To be fair to them, they were probably tempted to find nuances that weren’t really there, unaware that Mauss would play such a trick on them. There may also have been genuine differences between the bottles, all of which were sealed under cork. Random oxidation and even low levels of cork taint may have thrown the tasters off the scent. But it was still embarrassing.
Would I have done any better? I’d like to think so, as someone who tastes something close to 15,000 wines a year, a fifth of them in the last month. But if there’s one thing wine teaches you, it’s humility. A face covered with scrambled egg is only a glass away. As Harry Waugh famously replied when asked if he’d ever mistaken a Bordeaux for a Burgundy: “Not since lunch.”
Should this make us question blind tasting as a whole? If members of the prestigious GJE can’t get these things right, is there any hope for the rest of us? You might not be surprised to hear, given my chairmanship or co-chairmanship of four different blind tasting competitions, that I believe they serve a useful purpose, provided the tasters are competent.
Some people are better at tasting wine than others. It’s also something that gets easier — or less hard perhaps — the more you do it, provided you are prepared to learn from your mistakes. It took me two years to be confident of spotting a wine with the yeast-derived taint, brettanomyces, thanks in large measure to the help of Sam Harrop MW, a world expert on the subject.

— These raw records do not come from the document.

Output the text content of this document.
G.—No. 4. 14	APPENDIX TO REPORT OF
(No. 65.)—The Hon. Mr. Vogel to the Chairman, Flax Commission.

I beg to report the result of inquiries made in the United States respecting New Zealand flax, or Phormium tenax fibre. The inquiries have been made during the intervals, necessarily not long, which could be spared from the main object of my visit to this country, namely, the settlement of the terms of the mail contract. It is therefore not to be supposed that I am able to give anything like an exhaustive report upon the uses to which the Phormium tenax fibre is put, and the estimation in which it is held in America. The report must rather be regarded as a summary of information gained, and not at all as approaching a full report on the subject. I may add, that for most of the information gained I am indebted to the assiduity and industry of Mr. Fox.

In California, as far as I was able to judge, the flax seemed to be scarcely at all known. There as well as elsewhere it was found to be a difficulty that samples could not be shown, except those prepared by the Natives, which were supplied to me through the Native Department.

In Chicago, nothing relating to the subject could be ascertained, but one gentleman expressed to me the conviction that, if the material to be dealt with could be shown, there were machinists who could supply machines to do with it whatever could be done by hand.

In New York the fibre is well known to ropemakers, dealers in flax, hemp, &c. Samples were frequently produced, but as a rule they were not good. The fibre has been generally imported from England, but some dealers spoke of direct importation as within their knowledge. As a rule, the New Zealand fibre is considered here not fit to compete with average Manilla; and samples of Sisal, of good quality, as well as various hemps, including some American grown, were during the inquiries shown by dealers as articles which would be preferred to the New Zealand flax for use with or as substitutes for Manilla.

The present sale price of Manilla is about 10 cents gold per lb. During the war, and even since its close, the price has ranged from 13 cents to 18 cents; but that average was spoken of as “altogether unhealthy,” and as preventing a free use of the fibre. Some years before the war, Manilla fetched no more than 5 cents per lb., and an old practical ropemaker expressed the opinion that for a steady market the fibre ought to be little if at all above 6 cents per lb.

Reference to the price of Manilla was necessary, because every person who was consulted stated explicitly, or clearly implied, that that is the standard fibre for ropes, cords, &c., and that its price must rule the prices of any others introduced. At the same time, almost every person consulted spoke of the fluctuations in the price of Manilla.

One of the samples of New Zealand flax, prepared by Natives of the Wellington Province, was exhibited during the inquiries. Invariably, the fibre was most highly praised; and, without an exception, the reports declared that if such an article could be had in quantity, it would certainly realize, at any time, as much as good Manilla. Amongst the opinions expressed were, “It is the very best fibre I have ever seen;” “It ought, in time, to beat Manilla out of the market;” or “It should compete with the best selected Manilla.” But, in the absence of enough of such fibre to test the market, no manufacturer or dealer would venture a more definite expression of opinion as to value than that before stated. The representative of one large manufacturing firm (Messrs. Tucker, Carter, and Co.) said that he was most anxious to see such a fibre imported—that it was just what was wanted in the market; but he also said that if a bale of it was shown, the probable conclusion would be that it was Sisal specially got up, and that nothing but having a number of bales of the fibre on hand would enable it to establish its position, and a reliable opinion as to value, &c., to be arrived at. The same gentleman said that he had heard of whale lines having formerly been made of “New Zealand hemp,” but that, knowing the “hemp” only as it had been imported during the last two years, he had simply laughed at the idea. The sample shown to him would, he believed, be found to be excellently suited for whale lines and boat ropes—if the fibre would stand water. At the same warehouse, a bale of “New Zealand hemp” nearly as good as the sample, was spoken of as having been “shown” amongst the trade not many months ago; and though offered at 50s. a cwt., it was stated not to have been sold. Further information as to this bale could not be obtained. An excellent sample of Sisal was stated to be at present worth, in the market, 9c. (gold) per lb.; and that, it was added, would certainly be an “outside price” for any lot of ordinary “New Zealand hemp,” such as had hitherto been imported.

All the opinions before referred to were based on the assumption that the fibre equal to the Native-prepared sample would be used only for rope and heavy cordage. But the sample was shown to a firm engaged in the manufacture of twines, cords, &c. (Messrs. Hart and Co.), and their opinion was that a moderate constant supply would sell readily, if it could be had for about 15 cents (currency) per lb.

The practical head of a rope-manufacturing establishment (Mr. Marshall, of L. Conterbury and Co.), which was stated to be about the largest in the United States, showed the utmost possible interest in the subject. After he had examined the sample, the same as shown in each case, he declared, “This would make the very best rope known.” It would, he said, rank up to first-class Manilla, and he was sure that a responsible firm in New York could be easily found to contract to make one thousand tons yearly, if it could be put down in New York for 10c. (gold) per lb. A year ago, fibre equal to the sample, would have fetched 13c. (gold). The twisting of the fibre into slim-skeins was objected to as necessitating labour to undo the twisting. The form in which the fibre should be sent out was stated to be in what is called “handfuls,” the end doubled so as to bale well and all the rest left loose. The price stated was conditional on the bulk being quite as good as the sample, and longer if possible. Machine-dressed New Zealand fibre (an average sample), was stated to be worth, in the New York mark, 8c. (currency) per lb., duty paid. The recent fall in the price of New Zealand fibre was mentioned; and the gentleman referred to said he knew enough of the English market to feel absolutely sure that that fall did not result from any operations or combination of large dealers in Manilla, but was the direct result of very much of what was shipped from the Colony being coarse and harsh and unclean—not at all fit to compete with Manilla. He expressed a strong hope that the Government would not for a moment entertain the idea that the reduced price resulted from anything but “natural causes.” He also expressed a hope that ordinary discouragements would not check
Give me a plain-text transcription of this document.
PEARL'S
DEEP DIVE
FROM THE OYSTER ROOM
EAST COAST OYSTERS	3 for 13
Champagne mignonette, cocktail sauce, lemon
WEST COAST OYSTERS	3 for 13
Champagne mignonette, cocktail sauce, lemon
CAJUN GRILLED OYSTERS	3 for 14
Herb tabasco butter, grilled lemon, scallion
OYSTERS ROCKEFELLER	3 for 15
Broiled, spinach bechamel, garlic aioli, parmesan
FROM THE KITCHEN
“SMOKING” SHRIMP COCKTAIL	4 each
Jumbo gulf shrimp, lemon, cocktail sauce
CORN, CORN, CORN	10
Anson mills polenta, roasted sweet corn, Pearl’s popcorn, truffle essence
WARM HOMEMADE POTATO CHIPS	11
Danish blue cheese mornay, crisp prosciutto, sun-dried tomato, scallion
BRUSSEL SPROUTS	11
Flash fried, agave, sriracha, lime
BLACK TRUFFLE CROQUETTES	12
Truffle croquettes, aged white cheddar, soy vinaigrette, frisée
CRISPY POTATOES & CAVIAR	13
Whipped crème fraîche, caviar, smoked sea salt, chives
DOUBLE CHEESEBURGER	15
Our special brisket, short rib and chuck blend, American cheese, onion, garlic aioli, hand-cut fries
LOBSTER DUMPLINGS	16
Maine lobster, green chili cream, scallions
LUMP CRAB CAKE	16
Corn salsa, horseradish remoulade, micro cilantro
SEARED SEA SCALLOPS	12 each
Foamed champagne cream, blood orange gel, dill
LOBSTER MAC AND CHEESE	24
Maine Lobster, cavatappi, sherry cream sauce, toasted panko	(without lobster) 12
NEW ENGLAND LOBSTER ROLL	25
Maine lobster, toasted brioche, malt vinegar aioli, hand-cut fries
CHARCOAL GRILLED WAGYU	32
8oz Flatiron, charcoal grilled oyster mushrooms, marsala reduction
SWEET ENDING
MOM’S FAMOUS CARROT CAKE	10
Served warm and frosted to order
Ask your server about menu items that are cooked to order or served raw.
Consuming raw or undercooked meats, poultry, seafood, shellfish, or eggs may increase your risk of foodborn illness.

It’s also important that tasters judge consistently. The Australian Wine Research Institute (AWRI) calibrates people’s palates by repeating one or more wines in the same flight and I sometimes think we should do the same thing in competitions here to prove that tasters’ opinions aren’t random.
I also think that there should me more emphasis on spotting faults: rot, smoke-taint, TCA, oxidation, burnt rubber/vine stress, volatile acidity and my good friend brett. At least part of the WSET syllabus should be devoted to it and it should be a key feature of the Master of Wine examination.
So what purpose do blind tastings serve? First and foremost, they create a level playing field, removing what the Portuguese winemaker, Dirk Niepoort, calls the temptation to “drink with our eyes”. It is no coincidence that no one in Bordeaux can taste the first growths or super seconds blind during the en primeur week. You have to go to the château. The top producers want you to see their wines in sumptuous surroundings, not on a tasting bench mixed in with a bunch of petits châteaux or, worse, Bordeaux blends from the New World.
I like the fact that blind tastings sometimes allow unfancied wines to outperform more famous names. Otherwise, how would we ever question the status quo? Strange as it may seem, I also like the way they put me on my mettle as a taster, especially if I’m assessing the wines as part of a panel. And what if I make a mistake? No matter. As the writer Samuel Beckett once put it: “Fail again, fail better.” It’s an appropriate quotation for those members of the GJE.